The housing market in Doha is undersupplied by as much as
40,000 units, one of the Gulf’s largest real estate consultancies has said.
With more than 142,000 residents and just 102,000
properties available, Qatar’s capital city is a profitable market for
developers, said Colliers International analyst JP Grobbelaar.
“The residential sector has traditionally been
undersupplied and it remains undersupplied in the overall sense,” said
Grobbelaar. “The high end of the market is becoming saturated. Developers have
been focusing on this area because this is where the larger profits lie.

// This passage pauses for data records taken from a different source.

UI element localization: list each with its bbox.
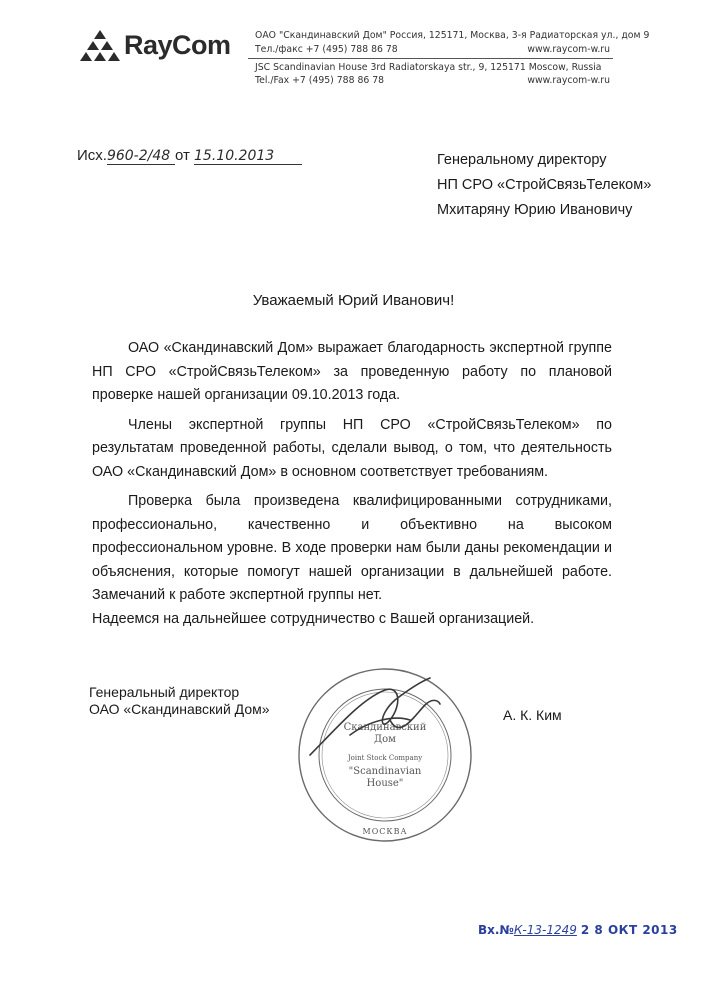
outgoing-number: 960-2/48 — [107, 148, 175, 165]
letterhead-divider — [248, 58, 613, 59]
signatory-position-line-2: ОАО «Скандинавский Дом» — [89, 701, 270, 717]
outgoing-from-label: от — [174, 147, 190, 164]
paragraph: Проверка была произведена квалифицированными сотрудниками, профессионально, качественно и объективно на высоком профессиональном уровне. В ходе проверки нам были даны рекомендации и объяснения, которые помогут нашей организации в дальнейшей работе. Замечаний к работе экспертной группы нет. — [92, 493, 612, 603]
paragraph: Надеемся на дальнейшее сотрудничество с Вашей организацией. — [92, 610, 535, 627]
outgoing-date: 15.10.2013 — [194, 148, 302, 165]
incoming-label: Вх.№ — [478, 923, 514, 937]
letterhead-ru-address: ОАО "Скандинавский Дом" Россия, 125171, Москва, 3-я Радиаторская ул., дом 9 — [255, 30, 650, 41]
outgoing-reference — [77, 147, 302, 165]
seal-city: МОСКВА — [362, 827, 408, 836]
seal-line-2: Дом — [374, 734, 396, 745]
seal-line-5: House" — [366, 778, 404, 789]
letterhead-ru-phone: Тел./факс +7 (495) 788 86 78 — [255, 44, 398, 55]
signatory-position-line-1: Генеральный директор — [89, 684, 240, 700]
greeting: Уважаемый Юрий Иванович! — [252, 292, 455, 309]
logo-wordmark: RayCom — [124, 30, 231, 60]
letterhead-ru-web: www.raycom-w.ru — [527, 44, 610, 55]
seal-line-4: "Scandinavian — [348, 766, 422, 777]
seal-line-3: Joint Stock Company — [347, 754, 423, 762]
recipient-line-2: НП СРО «СтройСвязьТелеком» — [437, 177, 652, 193]
raycom-triangles-icon — [78, 28, 122, 68]
letterhead-en-phone: Tel./Fax +7 (495) 788 86 78 — [255, 75, 385, 86]
letterhead-en-address: JSC Scandinavian House 3rd Radiatorskaya str., 9, 125171 Moscow, Russia — [255, 62, 602, 73]
company-seal — [290, 660, 480, 850]
recipient-line-3: Мхитаряну Юрию Ивановичу — [437, 202, 633, 218]
letterhead-en-web: www.raycom-w.ru — [527, 75, 610, 86]
signatory-name: А. К. Ким — [503, 707, 562, 723]
company-logo — [78, 28, 268, 68]
incoming-number: К-13-1249 — [513, 923, 577, 937]
paragraph: Члены экспертной группы НП СРО «СтройСвязьТелеком» по результатам проведенной работы, сделали вывод, о том, что деятельность ОАО «Скандинавский Дом» в основном соответствует требованиям. — [92, 416, 612, 480]
recipient-line-1: Генеральному директору — [437, 152, 607, 168]
signatory-position — [89, 684, 270, 718]
paragraph: ОАО «Скандинавский Дом» выражает благодарность экспертной группе НП СРО «СтройСвязьТелеком» за проведенную работу по плановой проверке нашей организации 09.10.2013 года. — [92, 340, 612, 403]
seal-line-1: Скандинавский — [343, 722, 427, 733]
outgoing-label: Исх. — [77, 147, 107, 164]
incoming-registration-stamp — [478, 923, 678, 937]
incoming-date: 2 8 ОКТ 2013 — [580, 923, 678, 937]
letter-body — [92, 337, 612, 637]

“The truth is that the greatest demand for residential
space comes from the expatriate population, which is far bigger than the local
population. So as the expatriate population is growing so is demand for mid
high-end properties, things like townhouses, villas and apartments. That is an
area of the market which could quite lucratively be looked at by developers
inside and outside of Doha.”
Qatar’s retail market is also hampered by a lack of
supply, said Marwan Shehadeh, group director at Al Futtaim Capital, which is
currently building Qatar’s largest mall.
Despite good purchasing power – according to Credit
Suisse Bank, the per capita income
in Qatar is estimated at
$10,9000 – the retail market currently spans 630,000m sq of gross leasable area
(GLA) against a capacity of 1,000,000 m sq.
“We believe there is a gap in the Doha market today, and
a strong demand for proper, super-regional, retail and entertainment
destinations,” said Shehadeh. “Qatar is currently probably the richest city in
the world and yet it doesn’t have world class retail destinations.”
In the commercial sector, Doha has seen rates for A-grade
office space fall by as much as 15 percent in the last year. Margins are likely
to be further squeezed with the addition of another 200,000m sq of office space
scheduled to come on line in 2011.
In the hospitality sector, much depends on the success of
Qatar’s bid to host the 2022 FIFA World Cup. Currently the market is “heading
for huge oversupply” according to Grobbelaar, with another 4,200 hotel rooms
slated for delivery by 2012.
Average room rates in Doha have dropped 17 percent since
2009 while revenue per available room has declined by almost a third.
“I think there are still people in the country looking at
investing in this direction [hospitality],” said Ayman Al Barqawi, Qatar
resident director for Arabtec.
The construction firm has three ongoing projects in the country worth a
combined QR4bn (about $1.09bn).
“I can’t say there isn’t oversupply because the rates are
coming down but I think the market here will absorb that oversupply quite
quickly. I think the country will cope with the oversupply. There is still
confidence in the market,” Al Barqawi said.